"I am a mother. But, what is more to it, I am a doting mother. The dictionary defines 'doting' as 'foolishly or/and affectionately loving.' This is what I am, foolishly and/or affectionately loving.”
I am a mother. But, what is more to it, I am a doting mother. The dictionary defines "doting" as "foolishly or/and affectionately loving." This is what I am, foolishly and/or affectionately loving. If someone told me some time ago that I will be such a mother, or, that I will be a mother, I would not have believed. Yet here I am: scribbling faithfully every word that my child says, keeping his drawings, admiring his endless (in the mother's eyes) talents, and seeing in every innocent gesture he makes a glimpse of his future genius.

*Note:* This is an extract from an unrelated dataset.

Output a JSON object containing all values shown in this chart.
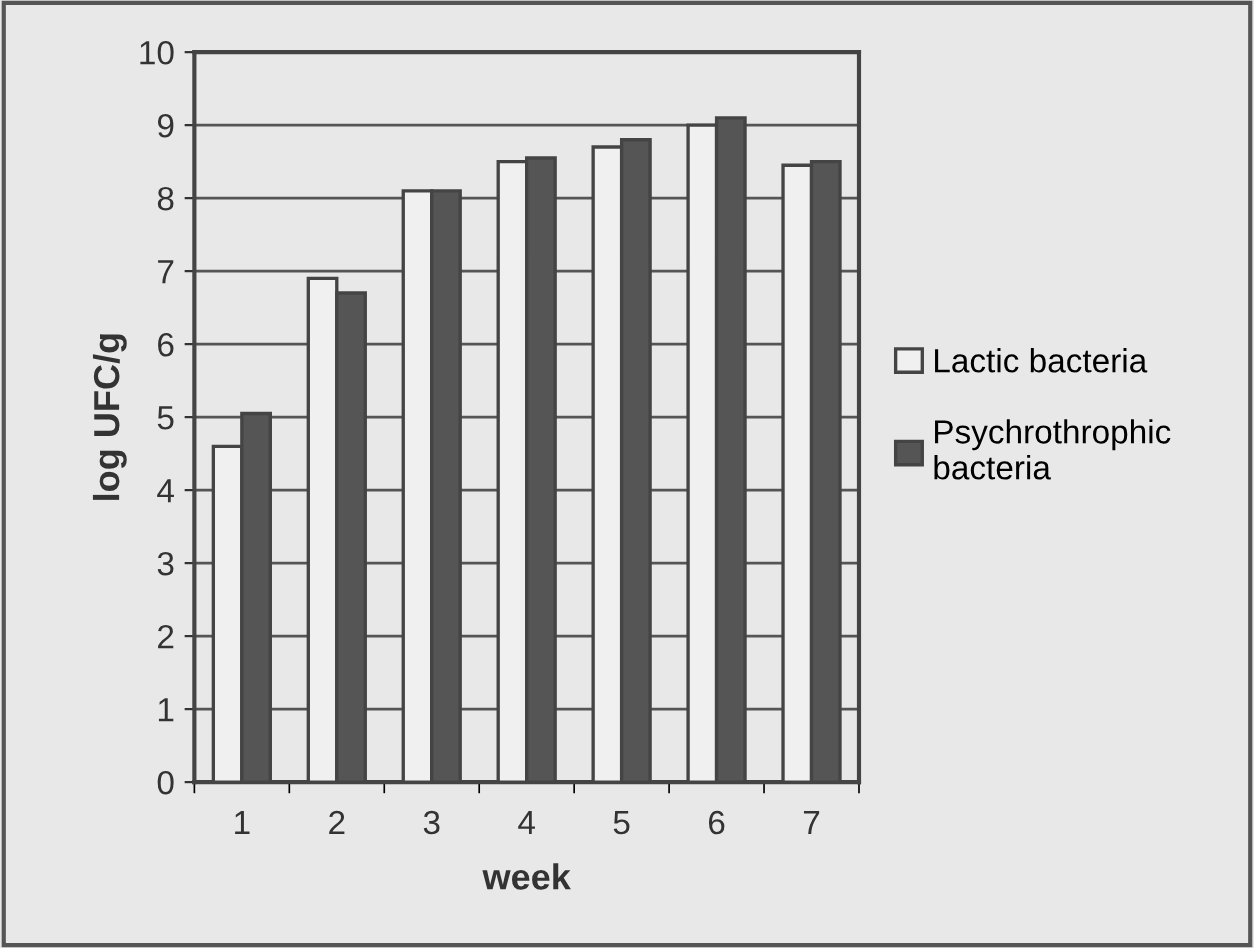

Well! When I went for my first fieldwork in Siberia, which encompassed three summer months, I left my child at home with his father. I discovered that every child's voice that I hear, be it at the airport, in the Moscow streets, or in the village of Anosovo, reverberates through my mind and bones as a voice of possibly my child. For a second every time I kept forgetting where I am and what I am doing there. The next year I took my child with me.
I took my child with me, knowing that the travel will be difficult if only for a reason of a long flight Austin - New York - Moscow, with a change of planes: since recently, there is no longer a direct flight Houston - Moscow. And then, another flight: Moscow - Irkutsk. For all the trouble, I might have left my son at home! But I told myself that my research is going to benefit from his presence: after all, he can draw; for the most part he is the only native English speaker in vicinity; he will get to improve his Russian, and I get to not be paranoid over the voices of random children. And yes, I can assign him drawings of the Siberian objects.

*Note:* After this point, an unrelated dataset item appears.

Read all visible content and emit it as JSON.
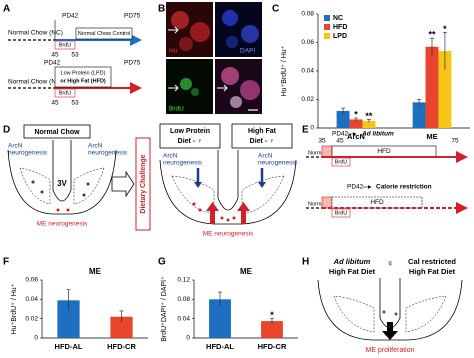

Seva did not draw any specifically Siberian objects on our travels, but he did draw a splendid mushroom in my fieldnotes pad. A mushroom which was no doubt emblematic of that legend that Anna Tsing relates in her Mushroom book. Here is that memorable passage: “I’ve read that when the Soviet Union collapsed in 1991, thousands of Siberians, suddenly deprived of state guarantees, ran to the woods to collect mushrooms.” (Tsing, 2005, 1).

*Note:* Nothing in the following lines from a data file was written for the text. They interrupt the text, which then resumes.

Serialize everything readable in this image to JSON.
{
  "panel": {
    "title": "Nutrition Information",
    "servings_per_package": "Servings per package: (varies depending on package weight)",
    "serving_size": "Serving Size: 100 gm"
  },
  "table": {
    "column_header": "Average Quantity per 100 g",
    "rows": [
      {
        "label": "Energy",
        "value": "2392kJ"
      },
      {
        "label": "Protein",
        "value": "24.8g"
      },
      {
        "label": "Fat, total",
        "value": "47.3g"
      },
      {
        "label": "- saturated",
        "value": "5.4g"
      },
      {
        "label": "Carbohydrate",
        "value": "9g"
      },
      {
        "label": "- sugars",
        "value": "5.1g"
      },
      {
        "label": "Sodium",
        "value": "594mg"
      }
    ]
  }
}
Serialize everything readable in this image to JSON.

I am going to adorn this page with Seva's (Sevochka's) drawings
Lately, there has been a conversation about mothers in academia, and in anthropology in particular. I am not aiming to significantly contribute to these conversations, important though they are. But I do claim that the presence of one's child at the field, just as his or her absence, changes the way one perceives the field in a plenitude of unforeseeable ways. And although we are not in a position to know what the other, the ever-escaping our cognition other might think, we can reflect on how we think the other perceives the world they share with us. The child is that other, in all their irreducible otherness, who is perhaps the closest to what is self, and, in a way, more myself for me than I am. This is why the child's presence is not to be omitted in the reflections on the field.